Ideally, contracts should contain specific geographic and temporal triggers that would bring force majeure into play in the event of a viral pandemic, according to Parilla.

"The biggest risk is defining what a pandemic is," he says. "When you look at how you're going to define the next coronavirus, you have to be extremely careful. I think you define it in terms of some actual pandemic existing accompanied by some other thing. Is it governmental action around it? Is it mass closures or mandated closures of greater than X percent of people operating in your industry?"

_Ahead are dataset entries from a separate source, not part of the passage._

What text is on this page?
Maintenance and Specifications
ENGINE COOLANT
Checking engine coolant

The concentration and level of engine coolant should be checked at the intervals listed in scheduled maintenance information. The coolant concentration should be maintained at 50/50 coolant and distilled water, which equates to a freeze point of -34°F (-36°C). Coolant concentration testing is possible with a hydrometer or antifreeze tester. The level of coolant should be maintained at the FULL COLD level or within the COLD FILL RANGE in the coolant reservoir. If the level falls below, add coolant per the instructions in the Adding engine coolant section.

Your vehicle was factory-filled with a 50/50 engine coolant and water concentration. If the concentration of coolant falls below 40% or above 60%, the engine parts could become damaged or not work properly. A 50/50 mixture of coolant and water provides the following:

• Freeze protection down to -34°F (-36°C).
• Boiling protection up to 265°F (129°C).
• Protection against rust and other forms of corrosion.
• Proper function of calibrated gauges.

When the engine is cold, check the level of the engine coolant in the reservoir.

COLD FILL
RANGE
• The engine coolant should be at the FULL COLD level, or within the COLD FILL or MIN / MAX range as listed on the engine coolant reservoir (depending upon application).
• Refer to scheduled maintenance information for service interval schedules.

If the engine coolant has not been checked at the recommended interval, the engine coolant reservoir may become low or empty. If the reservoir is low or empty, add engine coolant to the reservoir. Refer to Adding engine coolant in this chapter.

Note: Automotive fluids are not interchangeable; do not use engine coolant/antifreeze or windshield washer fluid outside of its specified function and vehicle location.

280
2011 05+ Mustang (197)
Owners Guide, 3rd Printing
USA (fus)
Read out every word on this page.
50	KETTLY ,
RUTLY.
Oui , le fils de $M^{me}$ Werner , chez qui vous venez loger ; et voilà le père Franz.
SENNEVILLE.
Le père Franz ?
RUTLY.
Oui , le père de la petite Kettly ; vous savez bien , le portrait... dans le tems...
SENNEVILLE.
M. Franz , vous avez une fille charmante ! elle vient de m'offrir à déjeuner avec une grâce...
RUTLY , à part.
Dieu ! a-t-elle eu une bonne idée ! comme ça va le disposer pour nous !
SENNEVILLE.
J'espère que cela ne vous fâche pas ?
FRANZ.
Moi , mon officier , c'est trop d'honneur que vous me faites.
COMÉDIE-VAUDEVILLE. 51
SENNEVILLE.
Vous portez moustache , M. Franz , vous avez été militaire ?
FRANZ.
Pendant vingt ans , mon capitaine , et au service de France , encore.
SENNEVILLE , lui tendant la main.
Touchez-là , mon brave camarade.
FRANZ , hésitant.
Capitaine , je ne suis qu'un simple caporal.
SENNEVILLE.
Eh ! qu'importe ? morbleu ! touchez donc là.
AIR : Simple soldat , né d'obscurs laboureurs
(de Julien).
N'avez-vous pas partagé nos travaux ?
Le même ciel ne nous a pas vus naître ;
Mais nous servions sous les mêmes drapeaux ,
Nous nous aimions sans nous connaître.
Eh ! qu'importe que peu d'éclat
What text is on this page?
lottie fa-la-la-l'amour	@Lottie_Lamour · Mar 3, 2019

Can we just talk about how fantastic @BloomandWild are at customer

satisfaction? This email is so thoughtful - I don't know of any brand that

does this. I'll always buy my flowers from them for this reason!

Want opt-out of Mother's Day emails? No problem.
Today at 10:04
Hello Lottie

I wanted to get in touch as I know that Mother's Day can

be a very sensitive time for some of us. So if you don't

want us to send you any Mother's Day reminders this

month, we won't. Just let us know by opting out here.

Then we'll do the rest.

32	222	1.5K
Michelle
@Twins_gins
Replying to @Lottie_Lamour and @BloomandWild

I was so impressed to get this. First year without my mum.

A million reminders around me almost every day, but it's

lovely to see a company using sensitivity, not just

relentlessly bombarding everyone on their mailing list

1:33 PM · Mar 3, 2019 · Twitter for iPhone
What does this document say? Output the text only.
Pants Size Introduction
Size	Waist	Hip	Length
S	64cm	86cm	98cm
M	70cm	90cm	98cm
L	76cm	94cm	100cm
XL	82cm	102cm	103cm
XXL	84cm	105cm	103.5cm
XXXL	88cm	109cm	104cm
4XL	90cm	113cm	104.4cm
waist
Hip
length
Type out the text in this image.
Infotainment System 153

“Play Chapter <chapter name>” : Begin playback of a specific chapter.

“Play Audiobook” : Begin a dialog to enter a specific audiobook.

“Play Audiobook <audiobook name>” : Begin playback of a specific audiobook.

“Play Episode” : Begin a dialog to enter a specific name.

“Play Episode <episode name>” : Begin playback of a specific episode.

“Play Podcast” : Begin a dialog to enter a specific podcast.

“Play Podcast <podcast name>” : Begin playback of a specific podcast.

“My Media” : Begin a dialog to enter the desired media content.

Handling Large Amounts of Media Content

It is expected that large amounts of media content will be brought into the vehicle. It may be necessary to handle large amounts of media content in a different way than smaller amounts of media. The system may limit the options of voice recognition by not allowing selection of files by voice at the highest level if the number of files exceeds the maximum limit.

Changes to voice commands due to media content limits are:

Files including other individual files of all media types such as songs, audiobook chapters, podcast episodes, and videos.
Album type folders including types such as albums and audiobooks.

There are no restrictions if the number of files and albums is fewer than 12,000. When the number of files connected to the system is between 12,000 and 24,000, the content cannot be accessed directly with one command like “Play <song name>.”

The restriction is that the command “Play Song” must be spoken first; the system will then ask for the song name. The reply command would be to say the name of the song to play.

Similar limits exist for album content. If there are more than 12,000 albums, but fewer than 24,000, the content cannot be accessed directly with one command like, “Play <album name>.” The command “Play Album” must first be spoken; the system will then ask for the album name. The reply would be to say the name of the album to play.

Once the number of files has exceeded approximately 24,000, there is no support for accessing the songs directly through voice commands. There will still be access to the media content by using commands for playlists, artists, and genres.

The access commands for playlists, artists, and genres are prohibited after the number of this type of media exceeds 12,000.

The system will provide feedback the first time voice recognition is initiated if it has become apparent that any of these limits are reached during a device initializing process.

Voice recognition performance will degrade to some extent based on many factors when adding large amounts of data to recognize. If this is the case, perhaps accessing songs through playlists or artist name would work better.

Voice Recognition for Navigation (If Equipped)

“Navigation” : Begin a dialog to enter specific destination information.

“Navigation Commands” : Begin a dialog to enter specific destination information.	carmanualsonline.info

Blankenship agreed, adding, "The Ebola virus in Africa may not affect my commercial dealings with you in China or Europe. So I'd advise my clients to be specific in that language and reject anything that would have broad language."

Some bright spots amid the chaos

The coronavirus outbreak brought an abrupt end to the in-person meetings and negotiations that form the foundation of mergers and acquisitions, which is especially bad for cross-border dealmaking, says Leif King, head of M&A for Baker McKenzie's offices in California.